Tagami was born on December 9, 1958, in Komoro, Nagano. He was the older brother of another manga artist, Iku Oyamada, who died in 2016. In 1978, Tagami received an Honorable Mention of the Shogakukan Manga Award in the Newcomer category for his manga Zashikiwarashi, which would become his first published manga in the January 10, 1979 issue of Shogakukan's Big Comic magazine.

==Early manga==
Tagami's first manga published as a professional manga artist include Karuizawa Syndrome (軽井沢シンドローム), which ran in Big Comic Spirits from 1980 to 1985, and My Name is Wolf (我が名は狼, indicated by furigana to be read as '), serialised in Play Comic by Akita Shoten in 1983.

==Grey==

Grey is a science fiction manga in a post-apocalyptic, dystopian setting.
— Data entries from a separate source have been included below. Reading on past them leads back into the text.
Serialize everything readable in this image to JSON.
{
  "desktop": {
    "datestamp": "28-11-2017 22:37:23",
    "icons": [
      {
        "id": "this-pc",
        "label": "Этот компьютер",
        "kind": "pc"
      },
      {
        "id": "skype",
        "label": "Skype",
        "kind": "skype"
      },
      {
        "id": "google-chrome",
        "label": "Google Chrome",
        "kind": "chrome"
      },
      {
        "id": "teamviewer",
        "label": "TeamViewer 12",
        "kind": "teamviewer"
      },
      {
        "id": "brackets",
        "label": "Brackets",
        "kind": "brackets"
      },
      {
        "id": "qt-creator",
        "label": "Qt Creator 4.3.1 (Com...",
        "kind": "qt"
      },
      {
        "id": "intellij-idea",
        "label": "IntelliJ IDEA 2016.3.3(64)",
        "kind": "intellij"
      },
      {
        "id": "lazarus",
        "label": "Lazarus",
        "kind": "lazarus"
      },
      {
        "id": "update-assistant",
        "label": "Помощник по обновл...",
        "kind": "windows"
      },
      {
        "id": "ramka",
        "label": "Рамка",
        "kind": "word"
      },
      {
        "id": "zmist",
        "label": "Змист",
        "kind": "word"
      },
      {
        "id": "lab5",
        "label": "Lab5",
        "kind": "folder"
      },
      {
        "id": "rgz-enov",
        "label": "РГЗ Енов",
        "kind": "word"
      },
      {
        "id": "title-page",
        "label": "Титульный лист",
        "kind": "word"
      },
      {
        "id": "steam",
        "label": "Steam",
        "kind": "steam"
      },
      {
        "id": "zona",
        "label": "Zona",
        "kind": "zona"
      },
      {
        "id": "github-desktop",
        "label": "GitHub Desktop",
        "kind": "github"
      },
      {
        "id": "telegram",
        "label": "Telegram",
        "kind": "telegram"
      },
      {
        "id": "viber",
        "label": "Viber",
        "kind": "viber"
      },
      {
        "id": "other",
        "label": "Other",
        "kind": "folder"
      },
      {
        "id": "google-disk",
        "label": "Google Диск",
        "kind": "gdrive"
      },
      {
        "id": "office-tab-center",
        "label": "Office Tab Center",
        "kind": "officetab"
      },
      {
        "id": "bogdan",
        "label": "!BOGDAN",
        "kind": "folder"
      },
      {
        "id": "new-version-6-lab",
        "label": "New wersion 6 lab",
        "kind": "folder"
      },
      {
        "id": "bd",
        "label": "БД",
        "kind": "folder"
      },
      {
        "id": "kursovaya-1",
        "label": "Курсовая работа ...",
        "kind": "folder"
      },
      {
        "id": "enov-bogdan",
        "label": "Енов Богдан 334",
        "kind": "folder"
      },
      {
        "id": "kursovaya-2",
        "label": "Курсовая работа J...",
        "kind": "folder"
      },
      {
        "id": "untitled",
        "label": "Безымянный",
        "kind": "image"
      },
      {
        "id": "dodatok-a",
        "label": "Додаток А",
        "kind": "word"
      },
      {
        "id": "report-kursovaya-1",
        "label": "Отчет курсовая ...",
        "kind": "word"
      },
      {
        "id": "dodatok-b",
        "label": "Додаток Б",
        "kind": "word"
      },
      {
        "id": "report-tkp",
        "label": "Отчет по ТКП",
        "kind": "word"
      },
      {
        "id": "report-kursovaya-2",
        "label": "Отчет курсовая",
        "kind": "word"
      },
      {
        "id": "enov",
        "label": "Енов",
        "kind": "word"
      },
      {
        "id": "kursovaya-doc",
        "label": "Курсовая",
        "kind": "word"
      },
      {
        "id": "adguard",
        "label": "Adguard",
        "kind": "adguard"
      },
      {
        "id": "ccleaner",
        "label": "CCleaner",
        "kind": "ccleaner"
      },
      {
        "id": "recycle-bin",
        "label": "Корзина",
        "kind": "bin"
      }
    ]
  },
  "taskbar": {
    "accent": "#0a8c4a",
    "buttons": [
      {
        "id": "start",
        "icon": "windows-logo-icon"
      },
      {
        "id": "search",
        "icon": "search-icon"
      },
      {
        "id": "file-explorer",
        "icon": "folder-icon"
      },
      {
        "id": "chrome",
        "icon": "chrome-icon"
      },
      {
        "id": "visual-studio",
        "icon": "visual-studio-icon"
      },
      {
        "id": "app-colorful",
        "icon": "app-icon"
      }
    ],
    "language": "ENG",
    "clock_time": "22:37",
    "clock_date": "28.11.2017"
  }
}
It was originally serialised in Monthly Shōnen Captain from January 1985 - December 1986. Thanks to its early translation into English (Viz 1988–1989), Grey is Tagami's best known manga abroad.

==Horobi==
滅日 (Horobi, literally "day of ruin"), originally serialised in Shōnen Captain from 1987 to 1990, was also published by Viz in English from 1990 to 1991. It is an occult horror story set in present-day Japan in which two university assistants face supernatural creatures and sinister cults. Horobi has been described as more sophisticated and mature than Grey.

==Frontier Line==
Frontier Line (フロンティア ライン), originally published by Gakken in Comic Nora magazine from 1987 to 1988, was the third of Tagami's manga to be published in English, by Central Park Media in seven issues from 1999 to 2000. Each of the six chapters contains a mecha science-fiction story.

==Later manga==
Tagami continues to make manga to this day. His more recent works include the martial arts story Fighter (ファイター), the mecha manga Metal Hunters D (メタル・ハンターズD), and the Western Pepper (ペッパー). Tagami also contributed to the Black Jack tribute manga Black Jack Alive (ブラック・ジャックALIVE).

==Anime==
Two of Tagami's manga have been adapted into anime films: Grey: Digital Target (1986) and Karuizawa Syndrome (1986). Tagami was also character designer on another anime, Chō Kōsoku Galvion, a series aired in 1984.